Cependant Antoine-Marie avait des doutes: avait-il bien compris? Aussi éprouva-t-il le besoin d’être conforté; il alla donc à Ars au début de l’année 1857 pour rencontrer Jean-Marie Vianney, le saint curé d'Ars.

Ce dernier l’encouragea fortement et dit à Antoine-Marie: "Dieu veut votre œuvre, mais vous aurez, avant, beaucoup de difficultés". Dès lors, le Curé d’Ars qui avait conservé un très bon souvenir d'Antoine-Marie Chevrier, n’hésitera pas à lui envoyer des pénitents ou des personnes cherchant à se donner davantage aux autres.

En 1860, encouragé par son évêque, le Père Chevrier loua puis acheta une ancienne salle de bal, mal famée et délabrée, "le Prado", qu'il transforma en petit pensionnat. Il aménagea la salle de bal ayant 60 mètres de long sur 20 de large en chapelle et prit en charge, dans des conditions très précaires, de jeunes adolescents abandonnés. Malgré les conditions indiquées pour que ces adolescents soient acceptés: "Ne rien avoir, ne rien savoir, ne rien valoir", les demandes affluèrent. Le Père Chevrier gardait ces jeunes pendant 6 mois à sa charge, le temps de leur enseigner les rudiments de la lecture, de l’écriture et de les préparer à la première communion. Financièrement, Antoine-Marie se confiait totalement à la Providence. Bientôt il chercha à s'associer des prêtres qui accepteraient de vivre pauvrement au milieu des pauvres. Les difficultés furent nombreuses: en effet, certains prêtres n'obtinrent pas l'autorisation de le rejoindre, d'autres ne purent s'adapter à ce genre de vie. Le père Chevrier demanda alors l'autorisation de former lui-même des jeunes en vue du sacerdoce.

Présenté au pape Pie IX, en 1864, le projet prit forme lentement. Parmi les jeunes dont il s’occupait, Antoine-Marie choisissait ceux qui lui paraissaient aptes à devenir prêtres, et en 1866, il ouvrit une ‘école cléricale’ un séminaire destiné aux enfants du peuple. C’est ainsi que naquit la "Société du Prado", formée de prêtres voués à l’apostolat paroissial et missionnaire en milieu ouvrier. Antoine-Marie Chevrier  travailla aussi à former de jeunes ouvrières: il leur proposait de vivre selon l'évangile, c'est-à-dire de se consacrer au Christ et aux pauvres. L'une de ces jeunes filles, Marie Boisson, devint la première religieuse du Prado. Notons que les premiers prêtres de l'"Association des Prêtres du Prado" furent ordonnés à Rome en 1877.

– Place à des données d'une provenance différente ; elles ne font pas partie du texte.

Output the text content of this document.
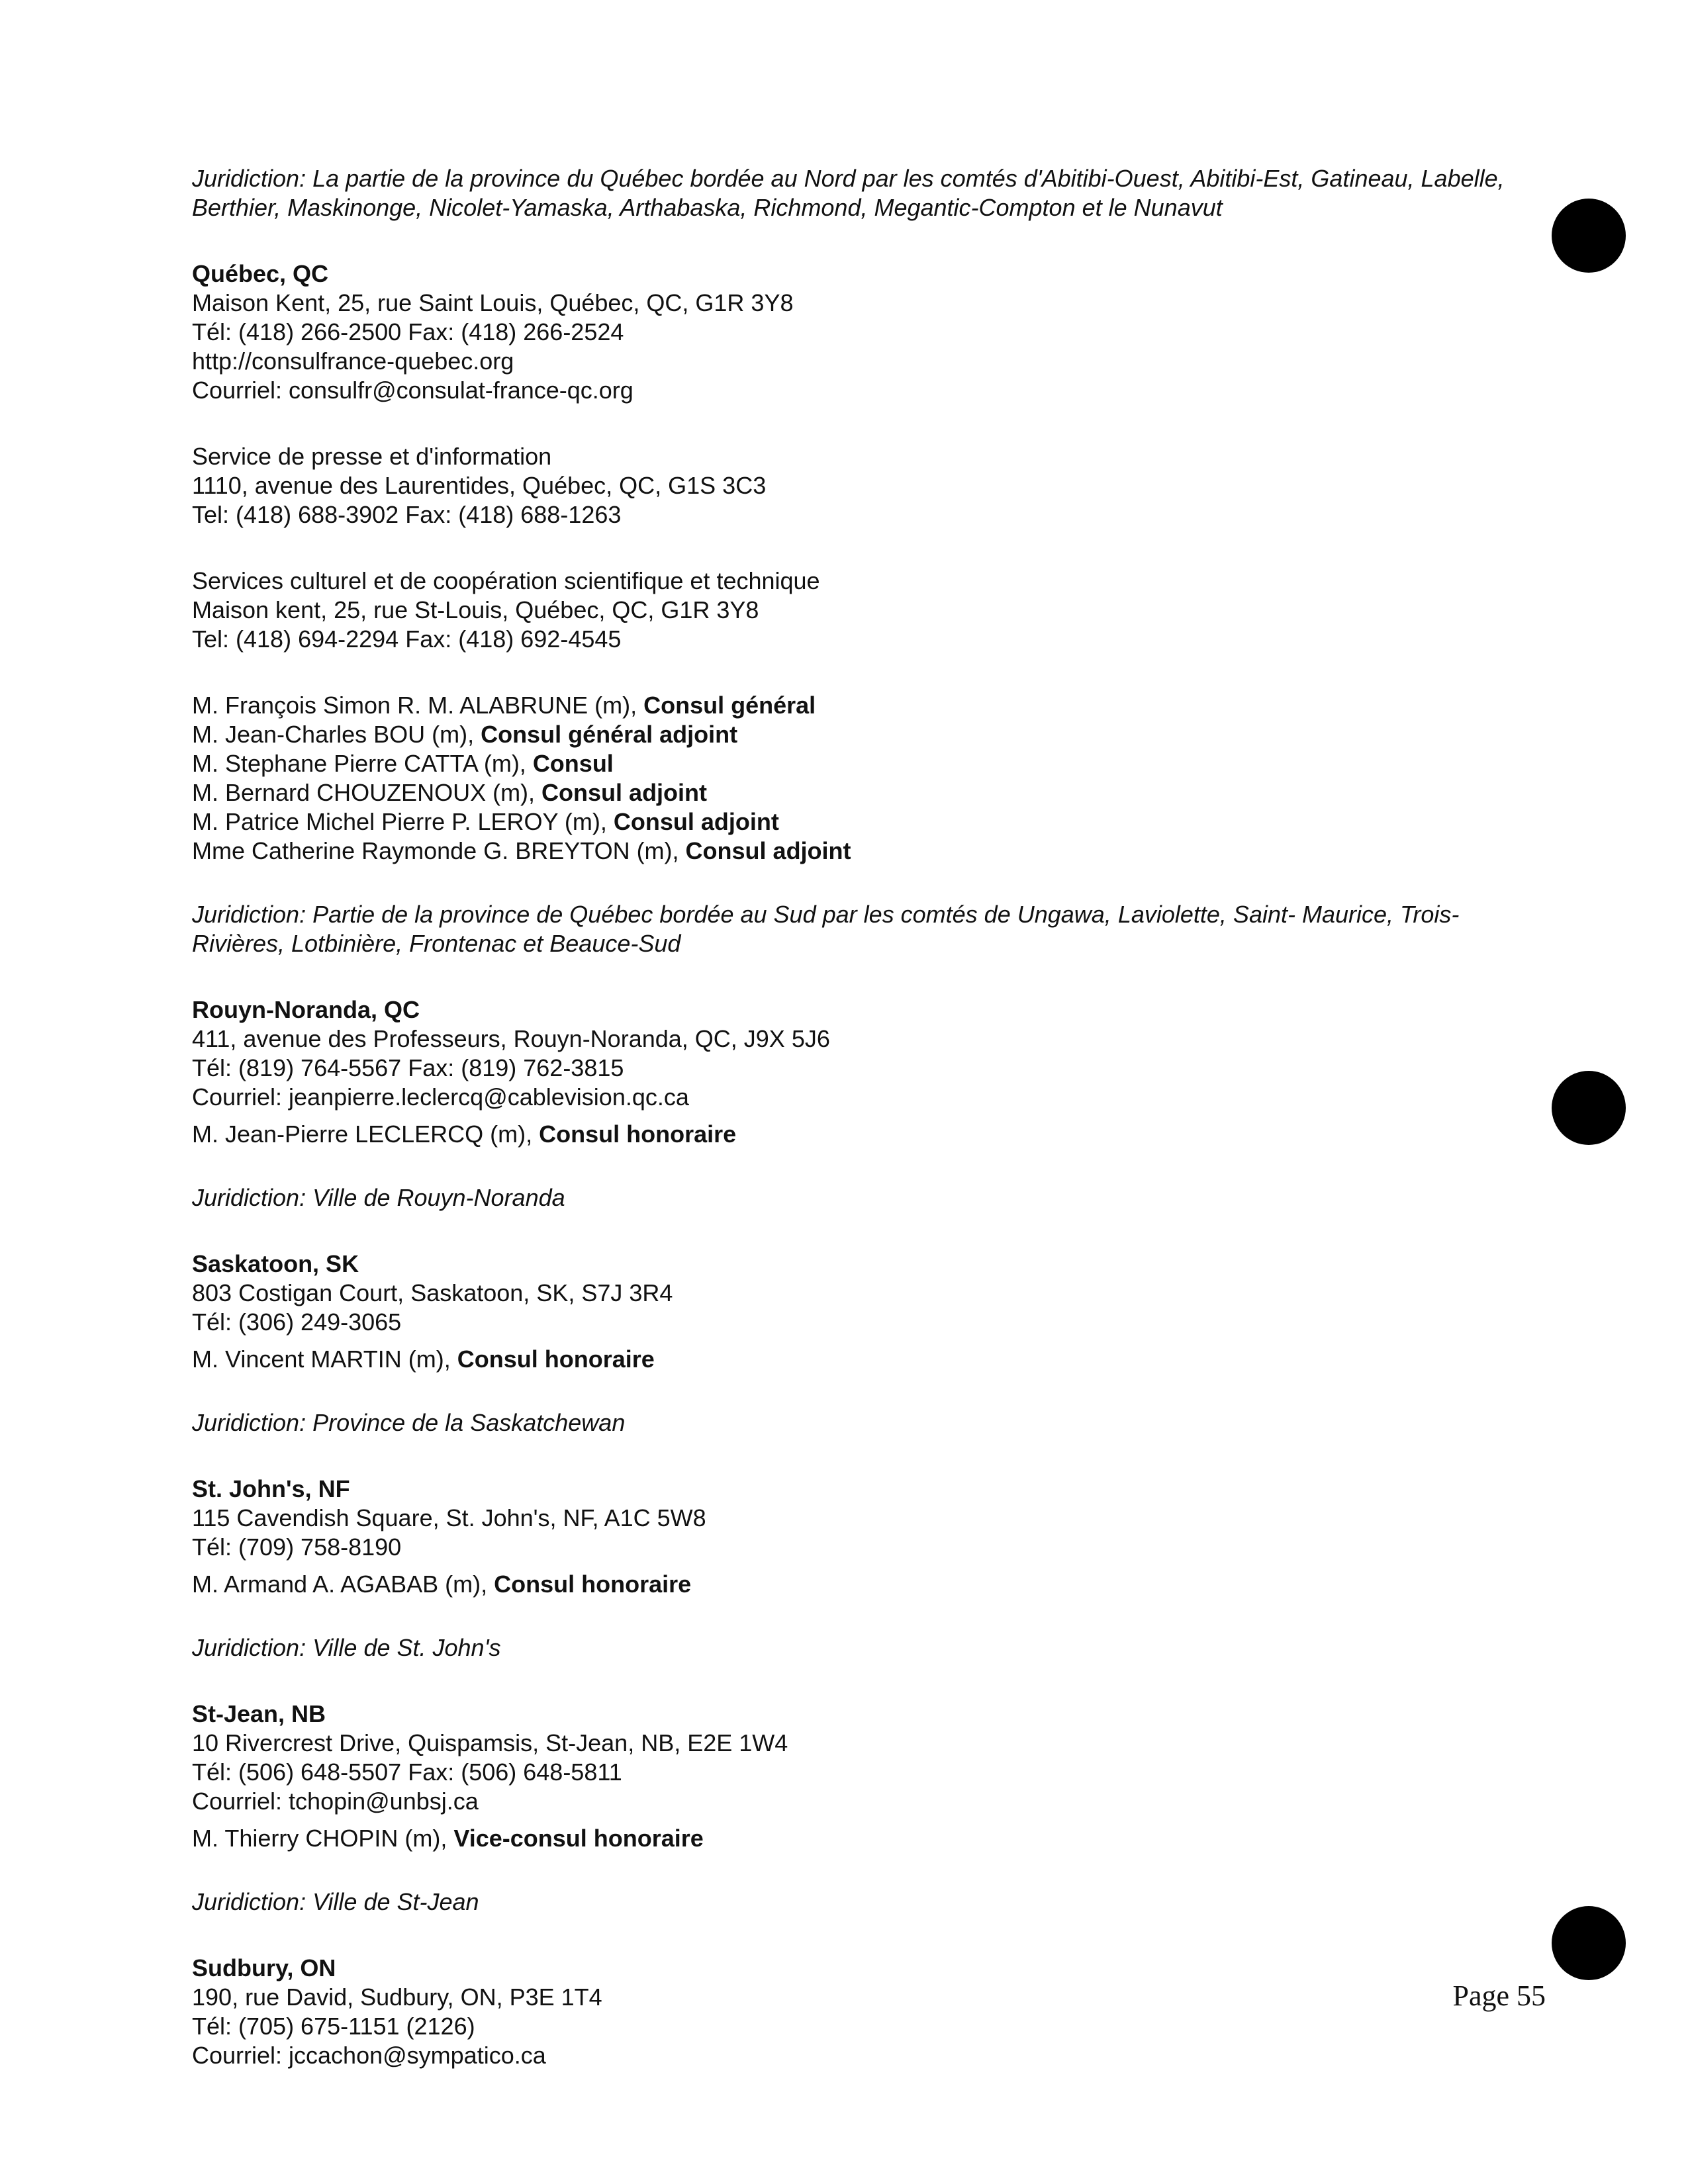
Juridiction: La partie de la province du Québec bordée au Nord par les comtés d'Abitibi-Ouest, Abitibi-Est, Gatineau, Labelle, Berthier, Maskinonge, Nicolet-Yamaska, Arthabaska, Richmond, Megantic-Compton et le Nunavut
Québec, QC
Maison Kent, 25, rue Saint Louis, Québec, QC, G1R 3Y8
Tél: (418) 266-2500 Fax: (418) 266-2524
http://consulfrance-quebec.org
Courriel: consulfr@consulat-france-qc.org
Service de presse et d'information
1110, avenue des Laurentides, Québec, QC, G1S 3C3
Tel: (418) 688-3902 Fax: (418) 688-1263
Services culturel et de coopération scientifique et technique
Maison kent, 25, rue St-Louis, Québec, QC, G1R 3Y8
Tel: (418) 694-2294 Fax: (418) 692-4545
M. François Simon R. M. ALABRUNE (m), Consul général
M. Jean-Charles BOU (m), Consul général adjoint
M. Stephane Pierre CATTA (m), Consul
M. Bernard CHOUZENOUX (m), Consul adjoint
M. Patrice Michel Pierre P. LEROY (m), Consul adjoint
Mme Catherine Raymonde G. BREYTON (m), Consul adjoint
Juridiction: Partie de la province de Québec bordée au Sud par les comtés de Ungawa, Laviolette, Saint- Maurice, Trois-Rivières, Lotbinière, Frontenac et Beauce-Sud
Rouyn-Noranda, QC
411, avenue des Professeurs, Rouyn-Noranda, QC, J9X 5J6
Tél: (819) 764-5567 Fax: (819) 762-3815
Courriel: jeanpierre.leclercq@cablevision.qc.ca
M. Jean-Pierre LECLERCQ (m), Consul honoraire
Juridiction: Ville de Rouyn-Noranda
Saskatoon, SK
803 Costigan Court, Saskatoon, SK, S7J 3R4
Tél: (306) 249-3065
M. Vincent MARTIN (m), Consul honoraire
Juridiction: Province de la Saskatchewan
St. John's, NF
115 Cavendish Square, St. John's, NF, A1C 5W8
Tél: (709) 758-8190
M. Armand A. AGABAB (m), Consul honoraire
Juridiction: Ville de St. John's
St-Jean, NB
10 Rivercrest Drive, Quispamsis, St-Jean, NB, E2E 1W4
Tél: (506) 648-5507 Fax: (506) 648-5811
Courriel: tchopin@unbsj.ca
M. Thierry CHOPIN (m), Vice-consul honoraire
Juridiction: Ville de St-Jean
Sudbury, ON
190, rue David, Sudbury, ON, P3E 1T4
Tél: (705) 675-1151 (2126)
Courriel: jccachon@sympatico.ca
Page 55
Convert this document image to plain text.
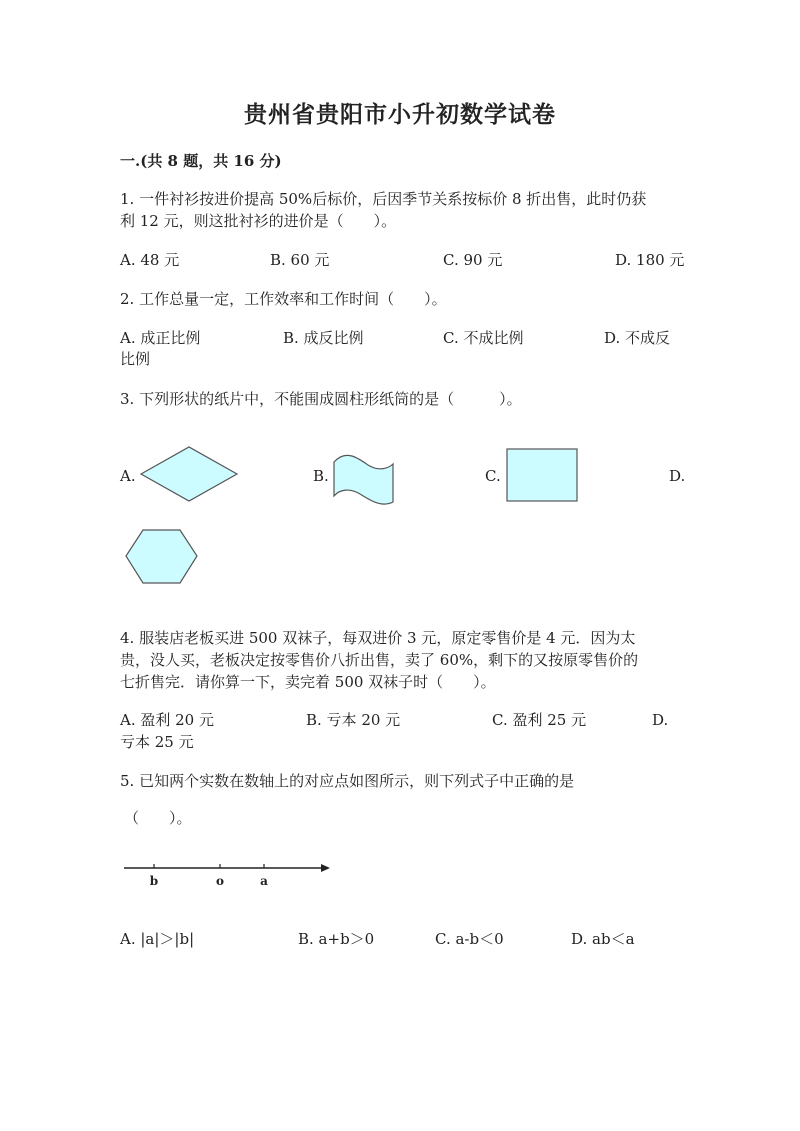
贵州省贵阳市小升初数学试卷
一.(共 8 题，共 16 分)
1. 一件衬衫按进价提高 50%后标价，后因季节关系按标价 8 折出售，此时仍获
利 12 元，则这批衬衫的进价是（　　）。
A. 48 元	B. 60 元	C. 90 元	D. 180 元
2. 工作总量一定，工作效率和工作时间（　　）。
A. 成正比例	B. 成反比例	C. 不成比例	D. 不成反
比例
3. 下列形状的纸片中，不能围成圆柱形纸筒的是（　　　）。
A.	B.	C.	D.
4. 服装店老板买进 500 双袜子，每双进价 3 元，原定零售价是 4 元．因为太
贵，没人买，老板决定按零售价八折出售，卖了 60%，剩下的又按原零售价的
七折售完．请你算一下，卖完着 500 双袜子时（　　）。
A. 盈利 20 元	B. 亏本 20 元	C. 盈利 25 元	D.
亏本 25 元
5. 已知两个实数在数轴上的对应点如图所示，则下列式子中正确的是
（　　）。
b	o	a
A. |a|＞|b|	B. a+b＞0	C. a-b＜0	D. ab＜a
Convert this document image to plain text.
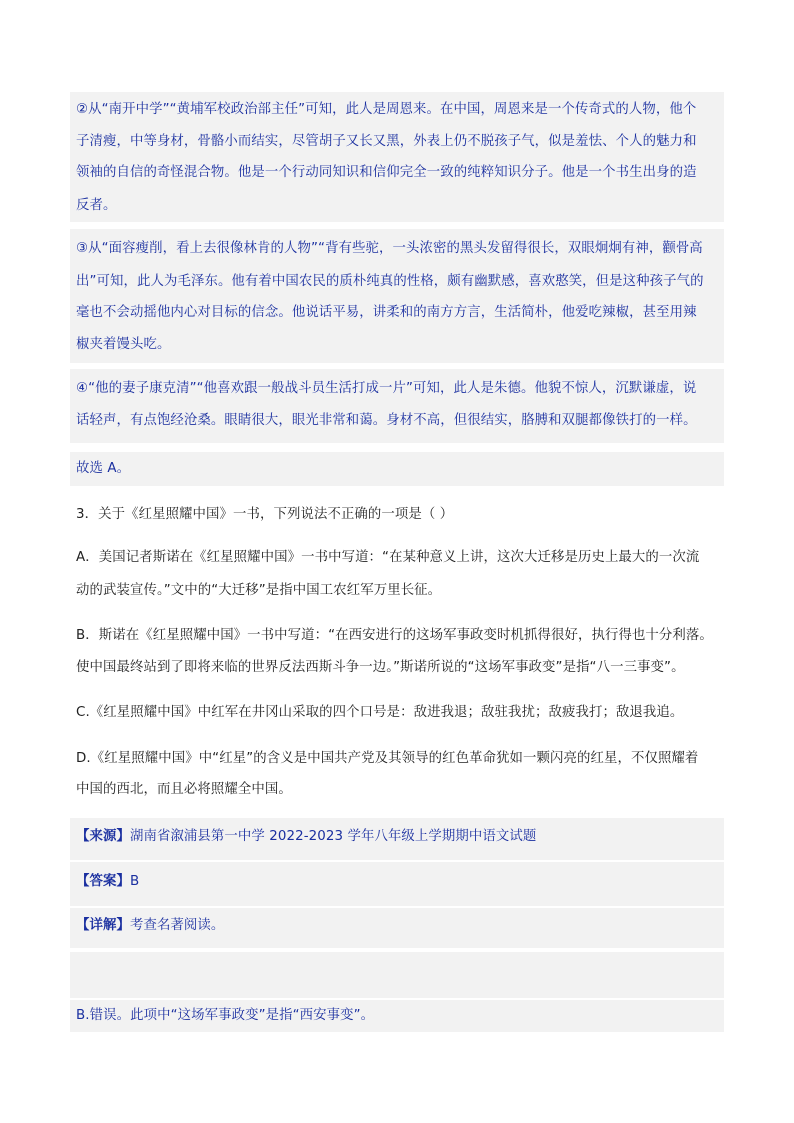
②从“南开中学”“黄埔军校政治部主任”可知，此人是周恩来。在中国，周恩来是一个传奇式的人物，他个
子清瘦，中等身材，骨骼小而结实，尽管胡子又长又黑，外表上仍不脱孩子气，似是羞怯、个人的魅力和
领袖的自信的奇怪混合物。他是一个行动同知识和信仰完全一致的纯粹知识分子。他是一个书生出身的造
反者。
③从“面容瘦削，看上去很像林肯的人物”“背有些驼，一头浓密的黑头发留得很长，双眼炯炯有神，颧骨高
出”可知，此人为毛泽东。他有着中国农民的质朴纯真的性格，颇有幽默感，喜欢憨笑，但是这种孩子气的
毫也不会动摇他内心对目标的信念。他说话平易，讲柔和的南方方言，生活简朴，他爱吃辣椒，甚至用辣
椒夹着馒头吃。
④“他的妻子康克清”“他喜欢跟一般战斗员生活打成一片”可知，此人是朱德。他貌不惊人，沉默谦虚，说
话轻声，有点饱经沧桑。眼睛很大，眼光非常和蔼。身材不高，但很结实，胳膊和双腿都像铁打的一样。
故选 A。
3．关于《红星照耀中国》一书，下列说法不正确的一项是（ ）
A．美国记者斯诺在《红星照耀中国》一书中写道：“在某种意义上讲，这次大迁移是历史上最大的一次流
动的武装宣传。”文中的“大迁移”是指中国工农红军万里长征。
B．斯诺在《红星照耀中国》一书中写道：“在西安进行的这场军事政变时机抓得很好，执行得也十分利落。
使中国最终站到了即将来临的世界反法西斯斗争一边。”斯诺所说的“这场军事政变”是指“八一三事变”。
C.《红星照耀中国》中红军在井冈山采取的四个口号是：敌进我退；敌驻我扰；敌疲我打；敌退我追。
D.《红星照耀中国》中“红星”的含义是中国共产党及其领导的红色革命犹如一颗闪亮的红星，不仅照耀着
中国的西北，而且必将照耀全中国。
【来源】湖南省溆浦县第一中学 2022-2023 学年八年级上学期期中语文试题
【答案】B
【详解】考查名著阅读。
B.错误。此项中“这场军事政变”是指“西安事变”。
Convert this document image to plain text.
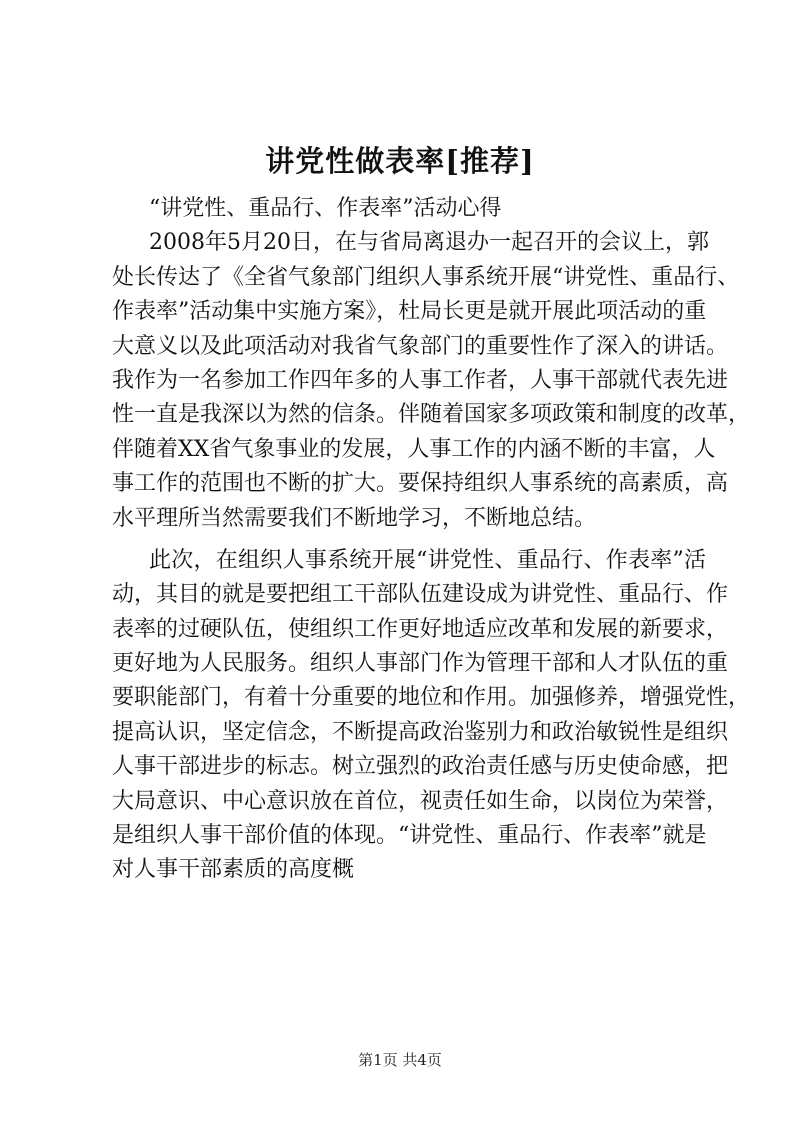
讲党性做表率[推荐]
“讲党性、重品行、作表率”活动心得
2008年5月20日，在与省局离退办一起召开的会议上，郭
处长传达了《全省气象部门组织人事系统开展“讲党性、重品行、
作表率”活动集中实施方案》，杜局长更是就开展此项活动的重
大意义以及此项活动对我省气象部门的重要性作了深入的讲话。
我作为一名参加工作四年多的人事工作者，人事干部就代表先进
性一直是我深以为然的信条。伴随着国家多项政策和制度的改革，
伴随着XX省气象事业的发展，人事工作的内涵不断的丰富，人
事工作的范围也不断的扩大。要保持组织人事系统的高素质，高
水平理所当然需要我们不断地学习，不断地总结。
此次，在组织人事系统开展“讲党性、重品行、作表率”活
动，其目的就是要把组工干部队伍建设成为讲党性、重品行、作
表率的过硬队伍，使组织工作更好地适应改革和发展的新要求，
更好地为人民服务。组织人事部门作为管理干部和人才队伍的重
要职能部门，有着十分重要的地位和作用。加强修养，增强党性，
提高认识，坚定信念，不断提高政治鉴别力和政治敏锐性是组织
人事干部进步的标志。树立强烈的政治责任感与历史使命感，把
大局意识、中心意识放在首位，视责任如生命，以岗位为荣誉，
是组织人事干部价值的体现。“讲党性、重品行、作表率”就是
对人事干部素质的高度概
第1页 共4页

Malheureusement, malade et prématurément usé par sa vie de travail et de pénitence, le Père Chevrier mourut le 2 octobre 1879 (20 ans après le saint Curé d'Ars). Il avait 53 ans. Les funérailles du Père Chevrier, le lundi 6 octobre 1879, manifestèrent l’estime portée au fondateur du Prado par le peuple ouvrier de la Guillotière; ce peuple ouvrier avait reconnu l’un des siens dans cet humble prêtre. Un journal lyonnais Le Progrès, peu enclin à sympathiser avec l’Église, écrivit pourtant dans son édition du jeudi 9 octobre 1879: "Il n’est jamais trop tard pour rendre hommage à la mémoire des hommes de bien, à quelque parti qu’ils appartiennent… Monsieur l’abbé Chevrier, fondateur de la Providence du Prado, était un de ces hommes dont le souvenir mérite de ne pas être effacé par le temps. Il a eu pitié des petits vagabonds qui couraient les rues sans être protégés contre les tentations du vice, et il a consacré toute son activité persévérante à l’éducation de ces enfants…" 

Antoine-Marie Chevrier fut béatifié le 4 octobre 1986  par le pape Jean-Paul II. Sa fête est le 2 octobre.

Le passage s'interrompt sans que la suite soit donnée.